Os estudos chamam a atenção para os impactos significativos da adversidade e do trauma que, conduzindo a alterações no desenvolvimento do sistema nervoso e imunitário, ocasionam problemas de saúde mental, saúde física, dificuldades de aprendizagem, problemas emocionais e relacionais e adoção de comportamentos de risco – toda esta avalanche de custos individuais exponenciada em termos comunitários, ocasionando uma sociedade mais vulnerável, mais violenta e mais consumidora de recursos.
Muitas vezes, defensivamente, pensamos que estas são as outras crianças e não aquelas com quem nos relacionamos.
No entanto, vários estudos internacionais afirmam que esta realidade é surpreendentemente prevalente. Também um estudo recente do Instituto de Saúde Pública vai ao encontro desta evidência, revelando que, das mais de 5000 crianças estudadas, 96% reportam pelo menos uma ACE durante os primeiros dez anos de vida.
A verdade é que a adversidade e o trauma não moram longe, mesmo passando muitas vezes despercebidos ao nosso olhar. Mas, se estivermos atentos, podemos encontrá-los quotidianamente no miúdo “indisciplinado” da turma da escola, na criança “provocadora e problemática” que observamos no parque, na jovem “apática e ansiosa” que treme com os gritos do pai na caixa de supermercado.

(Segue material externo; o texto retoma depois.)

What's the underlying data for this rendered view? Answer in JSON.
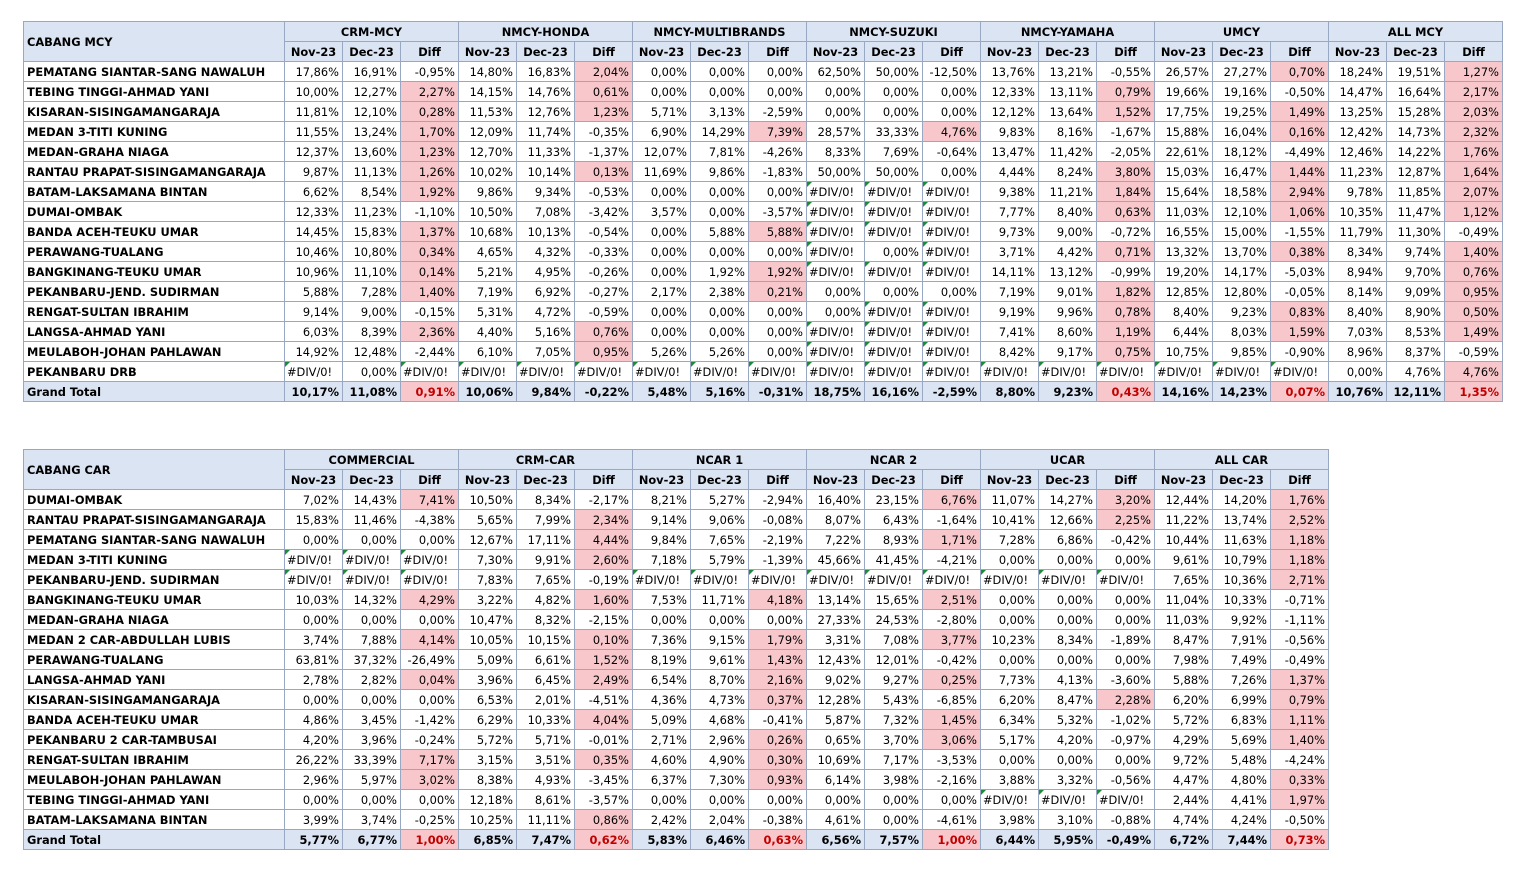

Vemos o “indisciplinado”, o “provocador”, o “ansioso” – etiquetamos o comportamento – mas o essencial permanece, muitas vezes, invisível aos olhos: falta-nos reconhecer que a origem destes sinais está, frequentemente, relacionada com uma trajetória marcada pelo stress tóxico, que provoca ameaça e desamparo, que induz um permanente estado de alerta, que altera a perceção do mundo e da realidade (que se torna imprevisível e assustadora), que fere o sentido de segurança básica.
É, hoje em dia, fundamental contrariar a invisibilidade da adversidade e do trauma. É importante que a comunidade e as suas organizações – a escola, os cuidados de saúde, os locais de lazer, os contextos de proteção – sejam responsivas a estas trajetórias e capazes de prestar cuidados sensíveis ao trauma, no alinhamento com a promoção dos direitos das crianças e da resiliência da comunidade.
Isto porque a criança vem inteira para a escola, não deixa o trauma à porta – pelo que, se ele for invisível e não for endereçado, pode tornar-se de uma exigência desmesurada a simples tarefa de a criança se concentrar e aprender. Da mesma forma, o jovem vai inteiro para o campeonato desportivo, não deixa o trauma no balneário – pelo que, se ele passar despercebido e não for trabalhado, pode assumir-se hercúleo para o jovem não esmurrar tudo e todos quando surge a frustração.
Assim, torna-se necessário que os vários contextos e os seus profissionais estejam imbuídos e capacitados de uma abordagem sensível ao trauma: que permita reconhecê-lo, bem como aos seus efeitos, e responder-lhe – para que se reduza o impacto destas experiências nas crianças, jovens e seus cuidadores, se evite a retraumatização e se potencie o saudável desenvolvimento de cada um.
Que seja este cuidar reparador, centrado na criança e na sua história, aquele que está presente em todo e qualquer lugar que a criança habita, não deixando que o essencial permaneça invisível aos olhos, a bem da saúde e felicidade individual e social.